Saturday, February 13, 2010

Combat Catamarans

Combat Catamarans

Wednesday, 10 February 2010 04:15
by Tiffany Sukola | Variety News Staff

Army bares high speed vessels plan for Guam

IF THE U.S. Army’s plan to station three Joint High Speed Vessels in Apra Harbor pushes through, Guam residents may have to put up with five to six months of live-fire training each year.

Guam is one of the locations being considered to station up to three high-speed vessels, designed to support the rapid transport of military troops and equipment.

According to an Army news release, the vessels require fueling at sea training, helicopter aviation training and live-fire training.

While the release noted that the Army is looking for sites that could reasonably accommodate the JHSV’s requirement for live-fire training, it wasn’t specified if the training would take place on Guam or at an off-island location.

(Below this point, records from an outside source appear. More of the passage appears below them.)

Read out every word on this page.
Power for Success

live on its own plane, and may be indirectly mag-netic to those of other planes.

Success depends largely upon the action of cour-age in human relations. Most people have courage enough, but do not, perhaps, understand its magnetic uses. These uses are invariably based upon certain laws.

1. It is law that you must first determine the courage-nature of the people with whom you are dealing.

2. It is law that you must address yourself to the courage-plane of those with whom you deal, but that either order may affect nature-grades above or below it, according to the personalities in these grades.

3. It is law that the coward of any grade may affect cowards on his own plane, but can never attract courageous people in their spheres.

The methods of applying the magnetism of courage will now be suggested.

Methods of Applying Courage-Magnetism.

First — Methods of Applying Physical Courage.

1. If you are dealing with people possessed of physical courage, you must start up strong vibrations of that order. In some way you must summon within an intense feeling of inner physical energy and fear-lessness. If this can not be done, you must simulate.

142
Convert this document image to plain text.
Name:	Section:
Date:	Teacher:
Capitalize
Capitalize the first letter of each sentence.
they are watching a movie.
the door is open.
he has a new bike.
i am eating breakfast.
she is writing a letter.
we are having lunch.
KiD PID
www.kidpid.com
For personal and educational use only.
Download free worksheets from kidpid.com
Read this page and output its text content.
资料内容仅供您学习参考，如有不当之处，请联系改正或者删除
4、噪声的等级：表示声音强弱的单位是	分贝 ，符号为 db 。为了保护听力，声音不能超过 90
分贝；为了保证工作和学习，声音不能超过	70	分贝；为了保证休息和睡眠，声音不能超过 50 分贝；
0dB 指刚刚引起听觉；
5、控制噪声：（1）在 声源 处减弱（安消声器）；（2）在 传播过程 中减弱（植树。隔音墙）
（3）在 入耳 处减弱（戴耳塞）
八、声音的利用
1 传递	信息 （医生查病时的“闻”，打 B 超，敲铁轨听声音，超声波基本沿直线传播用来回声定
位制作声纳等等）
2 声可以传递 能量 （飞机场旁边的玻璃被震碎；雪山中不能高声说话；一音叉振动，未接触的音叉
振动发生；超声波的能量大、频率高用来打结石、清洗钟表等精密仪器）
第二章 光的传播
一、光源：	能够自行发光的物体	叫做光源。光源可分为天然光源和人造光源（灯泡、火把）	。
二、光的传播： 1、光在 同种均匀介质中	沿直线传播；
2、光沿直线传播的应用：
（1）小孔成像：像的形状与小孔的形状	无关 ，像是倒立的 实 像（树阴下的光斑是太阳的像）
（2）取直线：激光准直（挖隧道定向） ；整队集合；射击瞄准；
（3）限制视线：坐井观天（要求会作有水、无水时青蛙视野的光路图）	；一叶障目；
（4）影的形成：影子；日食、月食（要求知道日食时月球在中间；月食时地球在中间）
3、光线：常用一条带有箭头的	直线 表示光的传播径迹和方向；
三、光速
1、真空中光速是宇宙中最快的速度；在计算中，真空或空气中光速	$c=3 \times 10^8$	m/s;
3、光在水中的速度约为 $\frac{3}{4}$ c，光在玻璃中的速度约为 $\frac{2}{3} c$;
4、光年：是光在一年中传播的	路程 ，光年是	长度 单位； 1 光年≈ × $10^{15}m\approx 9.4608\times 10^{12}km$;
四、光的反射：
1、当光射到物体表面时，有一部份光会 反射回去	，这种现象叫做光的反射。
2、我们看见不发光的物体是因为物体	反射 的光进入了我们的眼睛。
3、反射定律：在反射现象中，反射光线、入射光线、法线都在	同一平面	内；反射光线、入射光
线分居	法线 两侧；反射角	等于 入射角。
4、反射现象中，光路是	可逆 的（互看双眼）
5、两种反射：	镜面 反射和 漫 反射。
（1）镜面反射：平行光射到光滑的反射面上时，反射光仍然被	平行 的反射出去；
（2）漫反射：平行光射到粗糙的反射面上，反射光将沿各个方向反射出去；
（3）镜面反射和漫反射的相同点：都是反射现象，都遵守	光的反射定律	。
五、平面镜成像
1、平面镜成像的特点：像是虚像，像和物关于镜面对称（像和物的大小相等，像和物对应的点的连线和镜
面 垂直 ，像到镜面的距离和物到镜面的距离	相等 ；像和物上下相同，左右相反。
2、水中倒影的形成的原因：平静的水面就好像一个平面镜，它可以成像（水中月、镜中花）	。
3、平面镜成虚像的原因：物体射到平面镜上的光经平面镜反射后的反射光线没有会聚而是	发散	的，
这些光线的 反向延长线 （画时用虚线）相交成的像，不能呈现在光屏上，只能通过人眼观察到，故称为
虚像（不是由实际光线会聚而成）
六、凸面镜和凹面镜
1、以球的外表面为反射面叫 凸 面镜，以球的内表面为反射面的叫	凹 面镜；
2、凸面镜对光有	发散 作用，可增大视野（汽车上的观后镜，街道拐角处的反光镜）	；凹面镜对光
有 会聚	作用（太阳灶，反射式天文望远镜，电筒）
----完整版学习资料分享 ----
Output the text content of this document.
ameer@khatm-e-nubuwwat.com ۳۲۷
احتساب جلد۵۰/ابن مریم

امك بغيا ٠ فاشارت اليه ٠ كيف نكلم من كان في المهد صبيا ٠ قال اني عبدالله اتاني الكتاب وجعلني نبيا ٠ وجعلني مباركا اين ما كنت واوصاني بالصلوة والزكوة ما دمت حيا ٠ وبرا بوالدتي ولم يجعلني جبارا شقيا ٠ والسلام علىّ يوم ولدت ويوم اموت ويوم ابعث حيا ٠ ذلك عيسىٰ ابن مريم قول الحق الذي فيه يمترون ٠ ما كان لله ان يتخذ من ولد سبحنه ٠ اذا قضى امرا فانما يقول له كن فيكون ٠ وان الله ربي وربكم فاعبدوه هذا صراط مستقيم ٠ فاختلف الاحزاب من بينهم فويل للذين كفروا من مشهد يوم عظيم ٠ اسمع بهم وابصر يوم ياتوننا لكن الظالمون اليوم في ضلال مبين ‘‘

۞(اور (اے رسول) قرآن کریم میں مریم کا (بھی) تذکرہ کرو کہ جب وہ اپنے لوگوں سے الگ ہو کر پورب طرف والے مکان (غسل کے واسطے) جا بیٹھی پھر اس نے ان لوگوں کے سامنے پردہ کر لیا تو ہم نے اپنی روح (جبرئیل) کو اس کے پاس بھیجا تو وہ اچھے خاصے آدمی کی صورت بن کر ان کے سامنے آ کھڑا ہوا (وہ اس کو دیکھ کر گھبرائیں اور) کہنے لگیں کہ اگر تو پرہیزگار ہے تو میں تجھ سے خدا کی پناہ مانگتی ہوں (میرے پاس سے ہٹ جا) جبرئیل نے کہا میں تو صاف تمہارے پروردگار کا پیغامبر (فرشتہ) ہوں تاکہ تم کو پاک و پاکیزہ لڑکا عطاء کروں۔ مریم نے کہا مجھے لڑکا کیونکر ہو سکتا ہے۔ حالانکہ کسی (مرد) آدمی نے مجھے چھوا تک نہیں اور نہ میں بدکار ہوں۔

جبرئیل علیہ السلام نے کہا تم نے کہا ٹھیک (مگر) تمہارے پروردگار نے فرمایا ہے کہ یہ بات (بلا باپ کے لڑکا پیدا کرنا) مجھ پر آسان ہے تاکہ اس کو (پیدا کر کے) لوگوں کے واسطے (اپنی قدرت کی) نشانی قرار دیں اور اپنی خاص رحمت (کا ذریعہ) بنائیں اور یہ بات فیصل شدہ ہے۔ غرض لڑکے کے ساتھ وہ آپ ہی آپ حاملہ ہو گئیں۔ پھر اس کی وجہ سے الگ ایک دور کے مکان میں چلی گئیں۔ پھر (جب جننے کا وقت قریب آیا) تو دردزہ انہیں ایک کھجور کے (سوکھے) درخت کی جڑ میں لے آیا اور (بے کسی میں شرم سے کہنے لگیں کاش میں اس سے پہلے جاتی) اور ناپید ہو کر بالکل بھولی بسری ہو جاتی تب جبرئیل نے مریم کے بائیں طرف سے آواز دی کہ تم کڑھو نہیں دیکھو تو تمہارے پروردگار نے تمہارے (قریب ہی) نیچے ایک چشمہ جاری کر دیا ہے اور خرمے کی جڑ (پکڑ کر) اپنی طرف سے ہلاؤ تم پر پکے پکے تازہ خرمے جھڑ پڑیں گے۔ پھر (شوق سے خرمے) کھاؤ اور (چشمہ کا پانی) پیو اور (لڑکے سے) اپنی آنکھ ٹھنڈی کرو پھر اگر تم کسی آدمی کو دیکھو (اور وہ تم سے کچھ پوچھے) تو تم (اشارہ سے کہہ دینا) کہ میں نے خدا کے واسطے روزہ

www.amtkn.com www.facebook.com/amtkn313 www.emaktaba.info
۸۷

Home sites for the vessels would only be used to support the berthing and training requirements in and around the stationing location for 170 days per year because the watercrafts will spend an estimated 150 days or more on deployment.

The Army is eyeing Guam as a possible station for the vessels because of the island’s existing port and maintenance facilities.

The high-speed vessels come with a 31-member crew but can accommodate up to 350 additional soldiers. The vessel can reach speeds of 35-45 knots and has the capacity to carry approximately 700 short tons.

The vessels also come with weapons mount for crew-served weapons, a flight deck for helicopter operations and an off-load ramp that allows vehicles to drive off the ship quickly.

Last week, the Army announced that public comments identifying environmental issues and concerns regarding the presence and operation of the high speed vessels will be accepted until March 5.

While Army officials are already studying sites on Guam, U.S. Army Environmental Command Public Affairs Specialist Cathy Kropp said input from local residents and government agencies are still necessary.

Kropp also said that the Army is aware of the existing draft environmental impact statement that outlines the U.S. Navy’s plans for Apra Harbor.

The public comments being sought by the U.S. Army Environmental Command will be used to draft the programmatic environmental impact statement, which will study the potential impacts to air quality, airspace, cultural resources and marine life on various sites around the island if the vessels were stationed locally.